Modeling of maize breakage in hammer mills of different scales through a population balance approach

Abstract

The grinding of maize grains is an important process in the industry of poultry feed, being the most commonly used cereal in diet worldwide. Hammer mills are usually used for this process because of their simplicity, easy operation and low maintenance cost. However, the grinding process in hammer mills itself is complex and not completely understood. Hammer mills are impact-type crushers that comprise a rotating shaft fitted with fixed or pivoted hammers and mounted in a cylindrical chamber. The particles are fed into the chamber by gravity and exit the cylinder when they are small enough to pass through a screen located at the bottom. Comminution in hammer mills is influenced by design variables as the rotor shaft configuration (i.e., vertical or horizontal shaft), the hammer design and placement (i.e., distance between hammers and screen), the screen opening size and type (i.e., round, square, mesh type), and by operating variables as material feed rate and rotor speed.
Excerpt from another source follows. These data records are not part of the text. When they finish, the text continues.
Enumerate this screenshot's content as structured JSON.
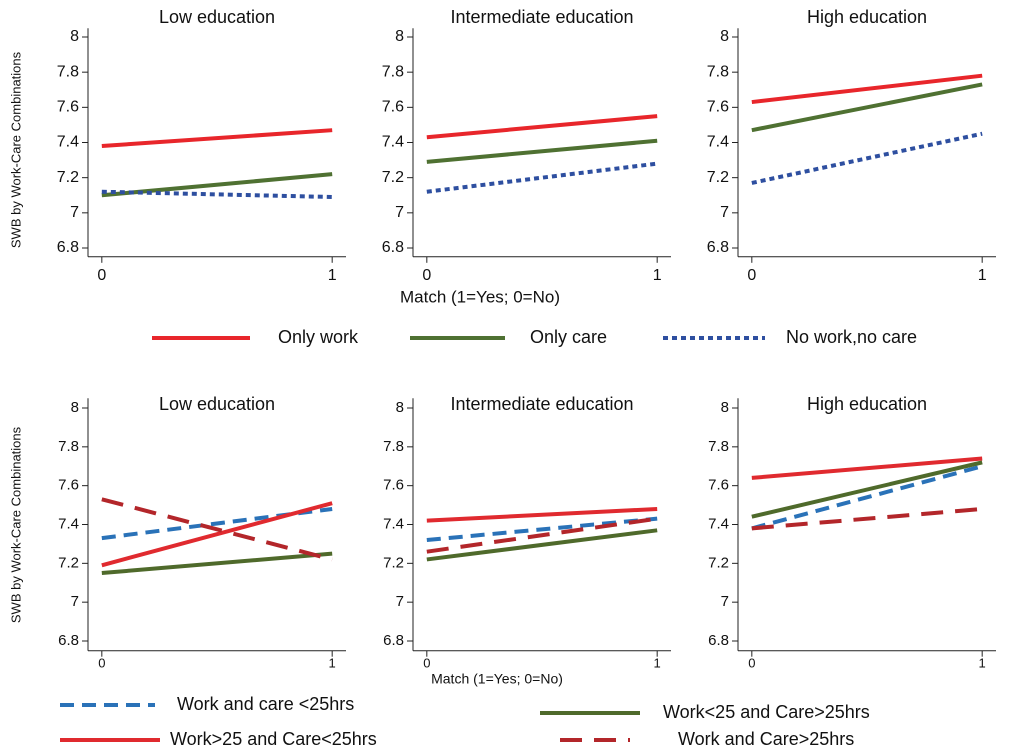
{
  "chart_data": [
    {
      "type": "line",
      "ylabel": "SWB by Work-Care Combinations",
      "xlabel": "Match (1=Yes; 0=No)",
      "titles": [
        "Low education",
        "Intermediate education",
        "High education"
      ],
      "x": [
        0,
        1
      ],
      "xlim": [
        -0.06,
        1.06
      ],
      "xticks": [
        0,
        1
      ],
      "ylim": [
        6.75,
        8.05
      ],
      "yticks": [
        6.8,
        7,
        7.2,
        7.4,
        7.6,
        7.8,
        8
      ],
      "series": [
        {
          "name": "Only work",
          "color": "#e8262b",
          "style": "solid",
          "values": [
            [
              7.38,
              7.47
            ],
            [
              7.43,
              7.55
            ],
            [
              7.63,
              7.78
            ]
          ]
        },
        {
          "name": "Only care",
          "color": "#4f7132",
          "style": "solid",
          "values": [
            [
              7.1,
              7.22
            ],
            [
              7.29,
              7.41
            ],
            [
              7.47,
              7.73
            ]
          ]
        },
        {
          "name": "No work,no care",
          "color": "#2e4fa0",
          "style": "dot",
          "values": [
            [
              7.12,
              7.09
            ],
            [
              7.12,
              7.28
            ],
            [
              7.17,
              7.45
            ]
          ]
        }
      ]
    },
    {
      "type": "line",
      "ylabel": "SWB by Work-Care Combinations",
      "xlabel": "Match (1=Yes; 0=No)",
      "titles": [
        "Low education",
        "Intermediate education",
        "High education"
      ],
      "x": [
        0,
        1
      ],
      "xlim": [
        -0.06,
        1.06
      ],
      "xticks": [
        0,
        1
      ],
      "ylim": [
        6.75,
        8.05
      ],
      "yticks": [
        6.8,
        7,
        7.2,
        7.4,
        7.6,
        7.8,
        8
      ],
      "series": [
        {
          "name": "Work and care <25hrs",
          "color": "#2a72b8",
          "style": "dash",
          "values": [
            [
              7.33,
              7.48
            ],
            [
              7.32,
              7.43
            ],
            [
              7.38,
              7.7
            ]
          ]
        },
        {
          "name": "Work<25 and Care>25hrs",
          "color": "#4f6a2b",
          "style": "solid",
          "values": [
            [
              7.15,
              7.25
            ],
            [
              7.22,
              7.37
            ],
            [
              7.44,
              7.72
            ]
          ]
        },
        {
          "name": "Work>25 and Care<25hrs",
          "color": "#e02a2f",
          "style": "solid",
          "values": [
            [
              7.19,
              7.51
            ],
            [
              7.42,
              7.48
            ],
            [
              7.64,
              7.74
            ]
          ]
        },
        {
          "name": "Work and Care>25hrs",
          "color": "#b3262a",
          "style": "longdash",
          "values": [
            [
              7.53,
              7.22
            ],
            [
              7.26,
              7.43
            ],
            [
              7.38,
              7.48
            ]
          ]
        }
      ]
    }
  ]
}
The resulting particle size distribution depends not only on material properties but also on design and operation variables of the mill.In this work, a simulator for a grinding process is presented. The simulator is based on a population balance model (PBM) that allows quantifying changes in particle size distributions (PSDs) and the mass geometric mean diameter (Dgw) as a function of mill operation variables (screen opening, mill rotor speed and feed rate).This model was developed completely in the gPROMS® Model Builder, using experimental data collected from a pilot-scale mill to fit the parameters of the breakage and classification functions, considering the effects of rotor speed and screen opening size. The gPROMS® in-built parameter estimation tool was used for parameter fitting and statistical test analysis. The model was validated with both pilot- and industrial- scales steady-state data, which also included variations in feed rates. The developed model was used to predict the dynamic behavior of the product mass geometric mean diameter and mill hold-up as a function of disturbances in the feed rate and the rotor speed. These results are highly valuable since they indicate the feasibility of using the fitted model to predict with confidence new operating points, study industrial milling performance and optimize hammer mill operation reducing the need to carry out expensive and time-consuming experimental tests.